今回は【相続110番】に多くご相談がある“成年後見”について、氏家悠先生がお話しします。

 

成年後見ってなに?

成年後見は、老いや障害によって、判断能力が著しく減退した人の財産を守るための手続きです。成年後見の手続きは、親族らが、裁判所に申立てを行い、裁判所が成年後見人(弁護士など)を選任することでスタートします。以降、成年後見人が、本人の通帳や有価証券を預かり管理し、老人ホームの手配などの身の回りの事務を行うことになります。財産管理は成年後見人の責任において行うこととなりますので、たとえば、訪問販売で高額な商品を買わされた、振り込め詐欺に騙されたということを防止できます

他方、成年後見人は、裁判所に対し、毎年1回、その1年間の収支の状況を報告する義務を負います。裁判所のチェックによって、成年後見人の職務の適正が担保されることになります。

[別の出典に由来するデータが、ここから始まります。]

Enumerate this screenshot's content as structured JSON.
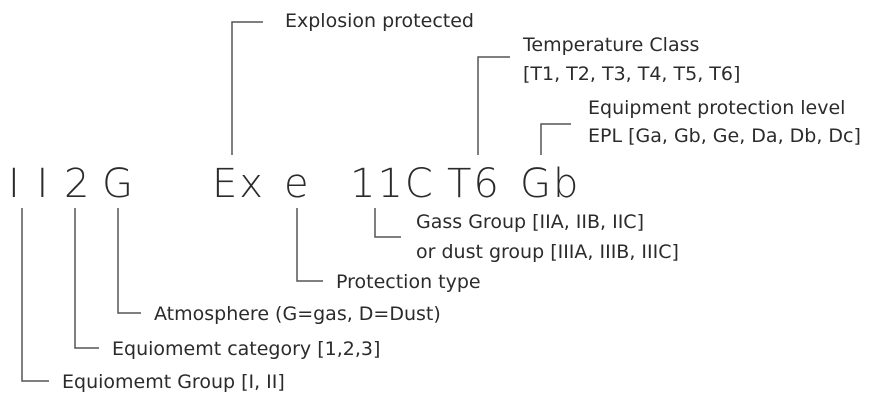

なお、成年後見人を選ぶほどではないが、判断能力に陰りがあるという人については、その陰りの程度に応じて、保佐、補助という手続きも用意されています。

「成年後見人なんか選ばなくても、子どもが財産管理すればいいんじゃないの?」

確かに、成年後見人を選任しなくても、銀行のキャッシュカードを使えば、親の口座からお金を引き出すことができますし、もしかしたら、親名義の実家を売却することもできるかもしれません。お金の引き出しや実家の売却が、利害関係者(将来の相続人)の目に触れないのであれば、法律上、紛争が生じることはないかもしれません。


親の財産管理は「争族」の元!

しかし、人生において、親の財産に目が向けられる機会が、少なくとも一度あります。親が亡くなったとき、つまり、相続発生時です。

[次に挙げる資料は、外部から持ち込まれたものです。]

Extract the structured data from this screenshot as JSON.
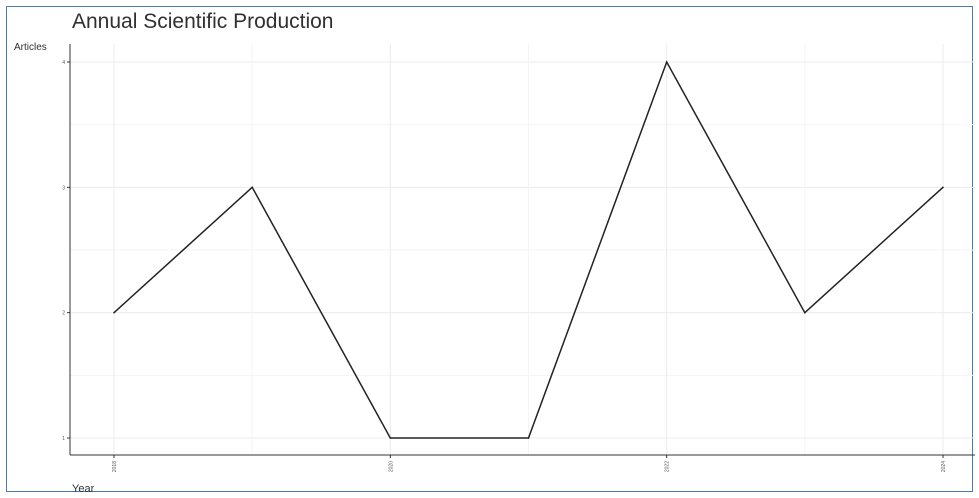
{
  "chart_data": {
    "type": "line",
    "title": "Annual Scientific Production",
    "xlabel": "Year",
    "ylabel": "Articles",
    "x": [
      2018,
      2019,
      2020,
      2021,
      2022,
      2023,
      2024
    ],
    "x_tick_labels": [
      "2018",
      "2020",
      "2022",
      "2024"
    ],
    "x_tick_values": [
      2018,
      2020,
      2022,
      2024
    ],
    "y_ticks": [
      1,
      2,
      3,
      4
    ],
    "series": [
      {
        "values": [
          2,
          3,
          1,
          1,
          4,
          2,
          3
        ]
      }
    ],
    "xlim": [
      2018,
      2024
    ],
    "ylim": [
      1,
      4
    ],
    "grid": true,
    "line_color": "#222222",
    "grid_color": "#ebebeb"
  }
}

たとえば、遺産分割の話し合いの場で、県外で生活していた次男から、親と同居していた長男にこんな言葉が向けられるかもしれません。

「兄さんは、父さんの財産を勝手に使ってたんじゃないの?」

通帳の出入金には自動的に使途は記録されません。親族による財産管理の場合、しっかりとした出入金を管理していないことが多いでしょうから、相続発生時からさかのぼって、数年前の出金が親のための出金だったということを証明するのは困難だと思われます。他の相続人が納得できる説明は難しいでしょう。

遺産が手元に来ない!

親の遺産は、基本的に、相続人全員の合意がないと分けることができません。使い込みの疑念が生じれば、どちらかが折れない限り、話し合いで円満に遺産を分けることは難しくなります。話し合いがまとまらない場合、遺産は、最終的に裁判所の審判によって、法律上の割合(法定相続分)で、強制的に分けられることになりますが、その審判が出るまでに、長ければ2年以上かかってしまうこともあります。その間、遺産は塩漬け状態になってしまうのです。

また、裁判所での手続きを弁護士に依頼した場合、弁護士費用は相続人各人の負担となりますし、親の財産を私費に使っていた事実がある場合には、その金額を返還しなければならない事態になることもあります


親の財産は親のモノ

いずれ自分のものになるからと、親の財産の管理を開始される方がいますが、あくまで、親の財産は親のモノです。「遺産見込み」との認識での行動は、先に述べたような相続時の紛争を招きかねません。親が健在なうちは、成年後見制度等を利用した、公明正大な財産管理を検討されることをおすすめします。